Выбрать главу

Я коротко кивнул и вышел из-под навеса в промозглый сумрак улицы.

— Совершил посадку рейс N672 авиакомпании «Гаруда» из небесного города Амаравати, — сообщил мелодичный женский голос, переливчатым эхом прокатившись под высоченным потолком терминала.

— Это наш, — сказал я, толкнув локтем Ксатмека, который тупо таращился на огромное плазменное табло с расписанием рейсов. — Пошли.

Пока синтезированный голосок дикторши повторял свое сообщение на санскрите, латыни, тортугском, рльехском и тхебесском языках, мы с астланцем прокладывали путь сквозь пеструю толпу прибывающих и отбывающих пассажиров, заполнявшую собой просторный зал международного аэропорта Тильмун. Пассажиры волокли за собой чемоданы на колесиках, обнимались и целовались, удивленно озирались, гомонили на десятках наречий, ругались у окошек авиакомпаний по поводу утерянного багажа, лезли за желтую линию, покупали втридорога сувениры из Сеннаара, громоздили сумки на ленту интраскопа, выгребали мелочь из карманов перед металлодетекторами и отбивались от местных проныр, предлагавших такси до города, номер в гостинице, девочку или мальчика на ночь… Одним словом, проталкиваться сквозь эту космополитическое стадо было не так-то просто.

— Ненавижу, — прошипел сквозь зубы Ксатмек. — Ненавижу такие места.

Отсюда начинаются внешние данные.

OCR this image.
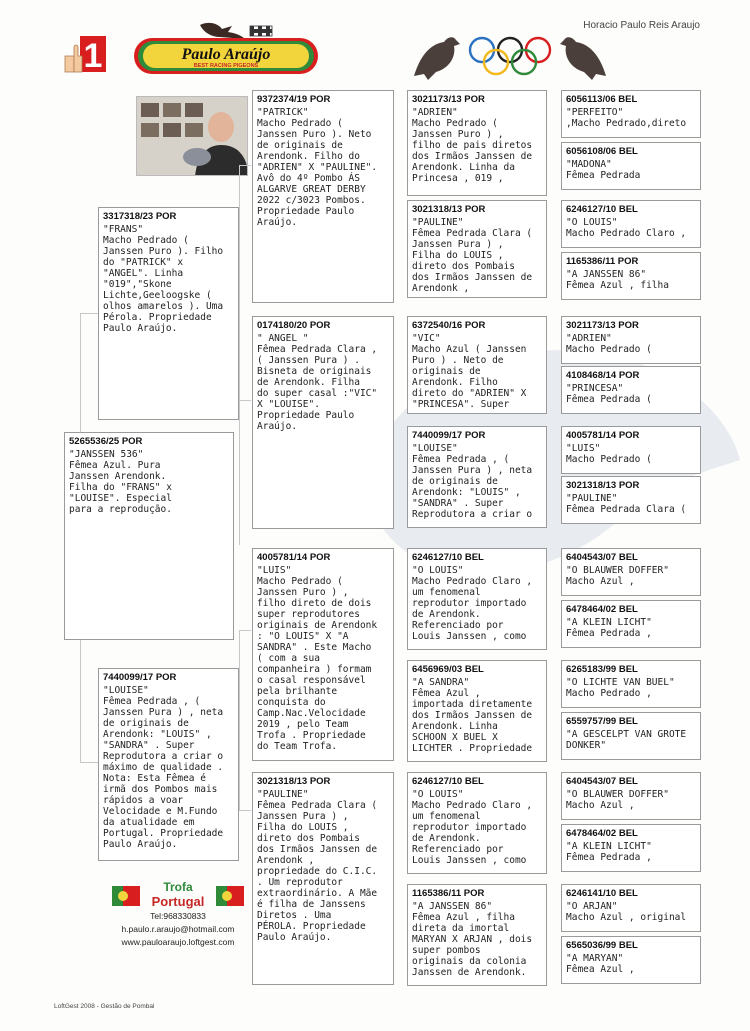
Horacio Paulo Reis Araujo
1	Paulo Araújo
BEST RACING PIGEONS
5265536/25 POR
"JANSSEN 536"
Fêmea Azul. Pura
Janssen Arendonk.
Filha do "FRANS" x
"LOUISE". Especial
para a reprodução.
3317318/23 POR
"FRANS"
Macho Pedrado (
Janssen Puro ). Filho
do "PATRICK" x
"ANGEL". Linha
"019","Skone
Lichte,Geeloogske (
olhos amarelos ). Uma
Pérola. Propriedade
Paulo Araújo.
7440099/17 POR
"LOUISE"
Fêmea Pedrada , (
Janssen Pura ) , neta
de originais de
Arendonk: "LOUIS" ,
"SANDRA" . Super
Reprodutora a criar o
máximo de qualidade .
Nota: Esta Fêmea é
irmã dos Pombos mais
rápidos a voar
Velocidade e M.Fundo
da atualidade em
Portugal. Propriedade
Paulo Araújo.
9372374/19 POR
"PATRICK"
Macho Pedrado (
Janssen Puro ). Neto
de originais de
Arendonk. Filho do
"ADRIEN" X "PAULINE".
Avô do 4º Pombo ÁS
ALGARVE GREAT DERBY
2022 c/3023 Pombos.
Propriedade Paulo
Araújo.
0174180/20 POR
" ANGEL "
Fêmea Pedrada Clara ,
( Janssen Pura ) .
Bisneta de originais
de Arendonk. Filha
do super casal :"VIC"
X "LOUISE".
Propriedade Paulo
Araújo.
4005781/14 POR
"LUIS"
Macho Pedrado (
Janssen Puro ) ,
filho direto de dois
super reprodutores
originais de Arendonk
: "O LOUIS" X "A
SANDRA" . Este Macho
( com a sua
companheira ) formam
o casal responsável
pela brilhante
conquista do
Camp.Nac.Velocidade
2019 , pelo Team
Trofa . Propriedade
do Team Trofa.
3021318/13 POR
"PAULINE"
Fêmea Pedrada Clara (
Janssen Pura ) ,
Filha do LOUIS ,
direto dos Pombais
dos Irmãos Janssen de
Arendonk ,
propriedade do C.I.C.
. Um reprodutor
extraordinário. A Mãe
é filha de Janssens
Diretos . Uma
PÉROLA. Propriedade
Paulo Araújo.
3021173/13 POR
"ADRIEN"
Macho Pedrado (
Janssen Puro ) ,
filho de pais diretos
dos Irmãos Janssen de
Arendonk. Linha da
Princesa , 019 ,
3021318/13 POR
"PAULINE"
Fêmea Pedrada Clara (
Janssen Pura ) ,
Filha do LOUIS ,
direto dos Pombais
dos Irmãos Janssen de
Arendonk ,
6372540/16 POR
"VIC"
Macho Azul ( Janssen
Puro ) . Neto de
originais de
Arendonk. Filho
direto do "ADRIEN" X
"PRINCESA". Super
7440099/17 POR
"LOUISE"
Fêmea Pedrada , (
Janssen Pura ) , neta
de originais de
Arendonk: "LOUIS" ,
"SANDRA" . Super
Reprodutora a criar o
6246127/10 BEL
"O LOUIS"
Macho Pedrado Claro ,
um fenomenal
reprodutor importado
de Arendonk.
Referenciado por
Louis Janssen , como
6456969/03 BEL
"A SANDRA"
Fêmea Azul ,
importada diretamente
dos Irmãos Janssen de
Arendonk. Linha
SCHOON X BUEL X
LICHTER . Propriedade
6246127/10 BEL
"O LOUIS"
Macho Pedrado Claro ,
um fenomenal
reprodutor importado
de Arendonk.
Referenciado por
Louis Janssen , como
1165386/11 POR
"A JANSSEN 86"
Fêmea Azul , filha
direta da imortal
MARYAN X ARJAN , dois
super pombos
originais da colonia
Janssen de Arendonk.
6056113/06 BEL
"PERFEITO"
,Macho Pedrado,direto
6056108/06 BEL
"MADONA"
Fêmea Pedrada
6246127/10 BEL
"O LOUIS"
Macho Pedrado Claro ,
1165386/11 POR
"A JANSSEN 86"
Fêmea Azul , filha
3021173/13 POR
"ADRIEN"
Macho Pedrado (
4108468/14 POR
"PRINCESA"
Fêmea Pedrada (
4005781/14 POR
"LUIS"
Macho Pedrado (
3021318/13 POR
"PAULINE"
Fêmea Pedrada Clara (
6404543/07 BEL
"O BLAUWER DOFFER"
Macho Azul ,
6478464/02 BEL
"A KLEIN LICHT"
Fêmea Pedrada ,
6265183/99 BEL
"O LICHTE VAN BUEL"
Macho Pedrado ,
6559757/99 BEL
"A GESCELPT VAN GROTE
DONKER"
6404543/07 BEL
"O BLAUWER DOFFER"
Macho Azul ,
6478464/02 BEL
"A KLEIN LICHT"
Fêmea Pedrada ,
6246141/10 BEL
"O ARJAN"
Macho Azul , original
6565036/99 BEL
"A MARYAN"
Fêmea Azul ,
Trofa
Portugal
Tel:968330833
h.paulo.r.araujo@hotmail.com
www.pauloaraujo.loftgest.com
LoftGest 2008 - Gestão de Pombal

— Привыкай, — сказал я. — Когда перестаешь принадлежать одному миру, большая часть твоей жизни проходит в местах вроде этого…

Мы добрались, наконец, до выхода из таможенной зоны, и Ксатмек выудил из кармана свернутую табличку с надписью на санскрите.

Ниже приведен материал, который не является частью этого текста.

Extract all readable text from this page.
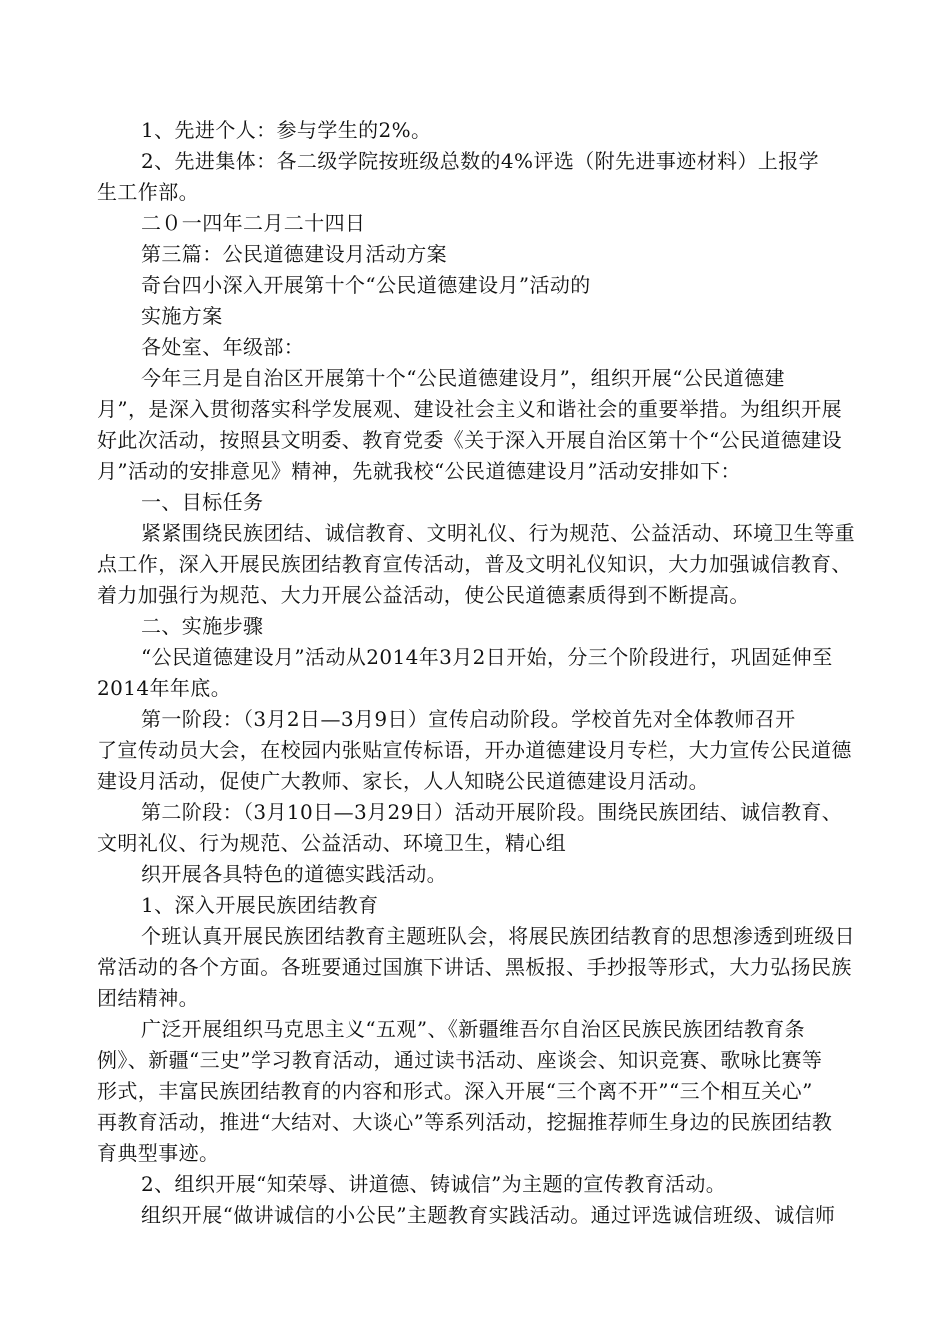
1、先进个人：参与学生的2%。
2、先进集体：各二级学院按班级总数的4%评选（附先进事迹材料）上报学
生工作部。
二０一四年二月二十四日
第三篇：公民道德建设月活动方案
奇台四小深入开展第十个“公民道德建设月”活动的
实施方案
各处室、年级部：
今年三月是自治区开展第十个“公民道德建设月”，组织开展“公民道德建
月”，是深入贯彻落实科学发展观、建设社会主义和谐社会的重要举措。为组织开展
好此次活动，按照县文明委、教育党委《关于深入开展自治区第十个“公民道德建设
月”活动的安排意见》精神，先就我校“公民道德建设月”活动安排如下：
一、目标任务
紧紧围绕民族团结、诚信教育、文明礼仪、行为规范、公益活动、环境卫生等重
点工作，深入开展民族团结教育宣传活动，普及文明礼仪知识，大力加强诚信教育、
着力加强行为规范、大力开展公益活动，使公民道德素质得到不断提高。
二、实施步骤
“公民道德建设月”活动从2014年3月2日开始，分三个阶段进行，巩固延伸至
2014年年底。
第一阶段：（3月2日—3月9日）宣传启动阶段。学校首先对全体教师召开
了宣传动员大会，在校园内张贴宣传标语，开办道德建设月专栏，大力宣传公民道德
建设月活动，促使广大教师、家长，人人知晓公民道德建设月活动。
第二阶段：（3月10日—3月29日）活动开展阶段。围绕民族团结、诚信教育、
文明礼仪、行为规范、公益活动、环境卫生，精心组
织开展各具特色的道德实践活动。
1、深入开展民族团结教育
个班认真开展民族团结教育主题班队会，将展民族团结教育的思想渗透到班级日
常活动的各个方面。各班要通过国旗下讲话、黑板报、手抄报等形式，大力弘扬民族
团结精神。
广泛开展组织马克思主义“五观”、《新疆维吾尔自治区民族民族团结教育条
例》、新疆“三史”学习教育活动，通过读书活动、座谈会、知识竞赛、歌咏比赛等
形式，丰富民族团结教育的内容和形式。深入开展“三个离不开”“三个相互关心”
再教育活动，推进“大结对、大谈心”等系列活动，挖掘推荐师生身边的民族团结教
育典型事迹。
2、组织开展“知荣辱、讲道德、铸诚信”为主题的宣传教育活动。
组织开展“做讲诚信的小公民”主题教育实践活动。通过评选诚信班级、诚信师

— Когда мне было пятнадцать лет, — сказал он, — к нам в деревню пришел человек из другого мира. Он был чем-то похож на тебя. Или на любого из этих… — Ксатмек обвел рукой окружавшую нас толпу. — Он был… нездешний. Другая одежда, прическа, манера говорить… Манера держаться. Он предложил нам, совсем еще пацанам, вступить в ряды армии Итцкоатля и сражаться за независимость Астлана…

— Табличку переверни, — рассеянно сказал я, всматриваясь в поток пассажиров из Амаравати.

— А кончилось все это рабским ошейником и Базаром в Ираме, — с горечью сказал Ксатмек. — С тех пор я не доверяю людям без родины, Раххаль. У них нет чести. Даже у тебя…

— Посмотри на это с другой стороны, — посоветовал я. — Если бы не тот работорговец, ты бы сейчас возделывал маис в родной деревне… А вот и он!

Чандру Пратапа Шастри я бы узнал и без фотографии. Высокий, бледный, с гривой льняно-белых волос, в зеркальных очках и нежно-розовом костюме, продюсер Иштар выделялся из толпы, как герпес на губе. Следом за ним ступали трое амазонок из Рльеха, толкая тележку с длинным деревянным ящиком.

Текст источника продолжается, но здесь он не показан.